Be Active In Your Date Searches
Successful dating is not a passive activity, so you can’t sit back and wait for the next love of your life to find you. You also shouldn’t stop doing what you love doing just because you’re trying to find a partner— whether that partner is for the next month or the next ten years is up to you. After all, not every divorced person wants to remarry, and that’s perfectly acceptable. However, if you’re dating after divorce, you are by definition searching for some sort of companionship (however long or short term). To ensure you’re pulling from a quality dating pool, put yourself in situations you enjoy and allow yourself to meet the right people. For example, walk in public parks if you’re an active person and want to find someone with similar interests. Take a dance, art, or cooking class if one of those strikes your fancy.
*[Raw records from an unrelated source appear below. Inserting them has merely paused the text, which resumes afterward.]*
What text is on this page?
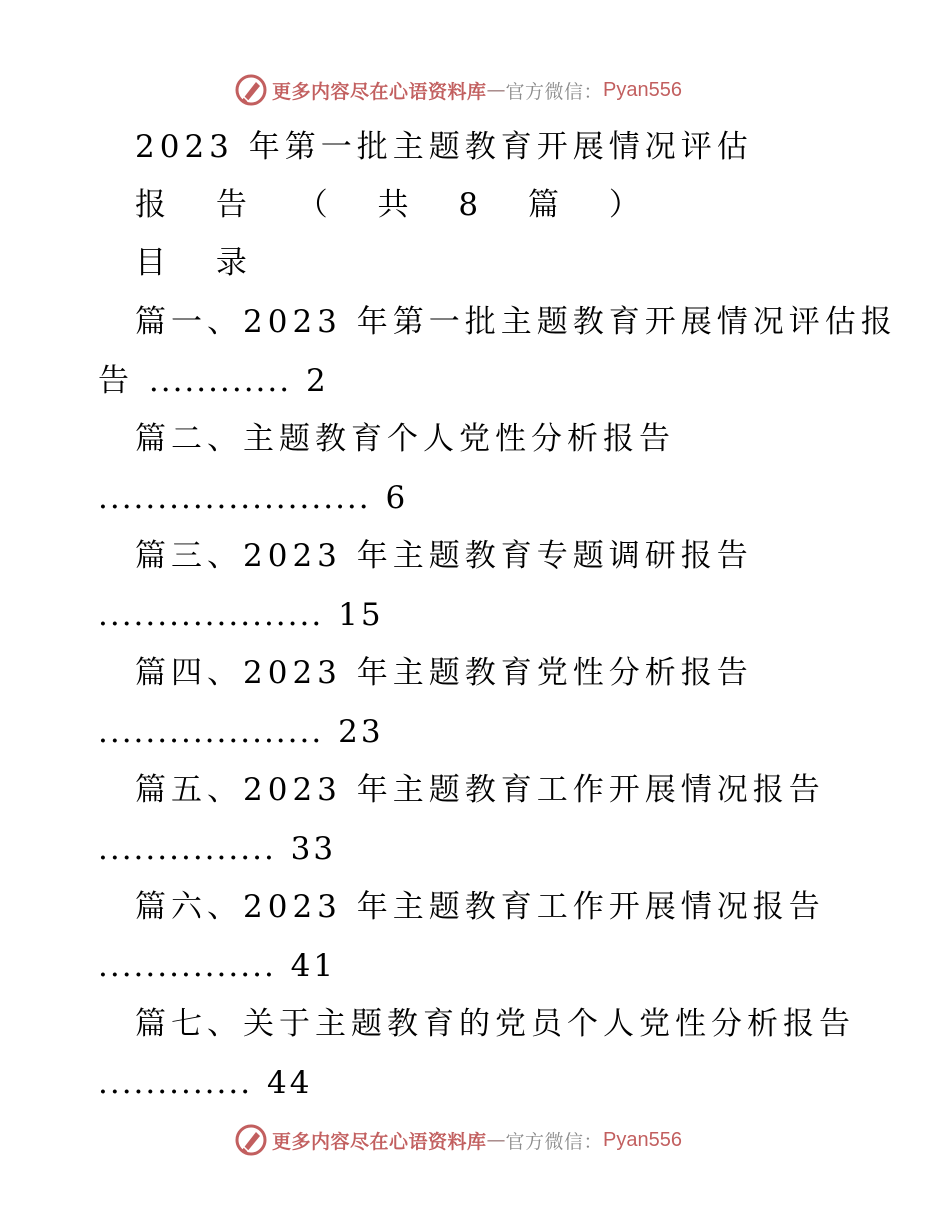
更多内容尽在心语资料库 — 官方微信： Pyan556
2023 年第一批主题教育开展情况评估
报 告 （ 共 8 篇 ）
目 录
篇一、2023 年第一批主题教育开展情况评估报
告 ............ 2
篇二、主题教育个人党性分析报告
....................... 6
篇三、2023 年主题教育专题调研报告
................... 15
篇四、2023 年主题教育党性分析报告
................... 23
篇五、2023 年主题教育工作开展情况报告
............... 33
篇六、2023 年主题教育工作开展情况报告
............... 41
篇七、关于主题教育的党员个人党性分析报告
............. 44
更多内容尽在心语资料库 — 官方微信： Pyan556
Do what you love and let the encounters happen.
Break Old Habits
This is important: don’t date the same type of person you divorced. That route didn’t work the first time, so it’s probable that it won’t work again. In addition, don’t make hasty decisions based in emotional pain because you’re more apt to regret those later. Respect yourself and your journey at all points in the process.
Be Realistic
Getting divorced really hurts. Even after time has passed and you’re out in the dating world, reminders of your failed marriage can creep up and cause you to feel pain or even regret. This happens often—perhaps around holidays, birthdays, etc.—and especially when children are involved. Be realistic about your feelings and understand that they are normal. While you’re in the newly dating world, you’ll likely have to remind yourself of this on multiple occasions: be kind to yourself and know that your feelings are valid. Let yourself grieve all over again if that’s what you need to do, and move on as many times as it takes.
Here’s the takeaway: getting a divorce doesn’t have to be the end of your love life. Many people around the world have found real romantic success the second (or third, or fourth) time around. If you find a new support group, are realistic in your expectations, are active in your date searches, and have broken old habits that brought you down, you’re bound to meet someone worth the effort.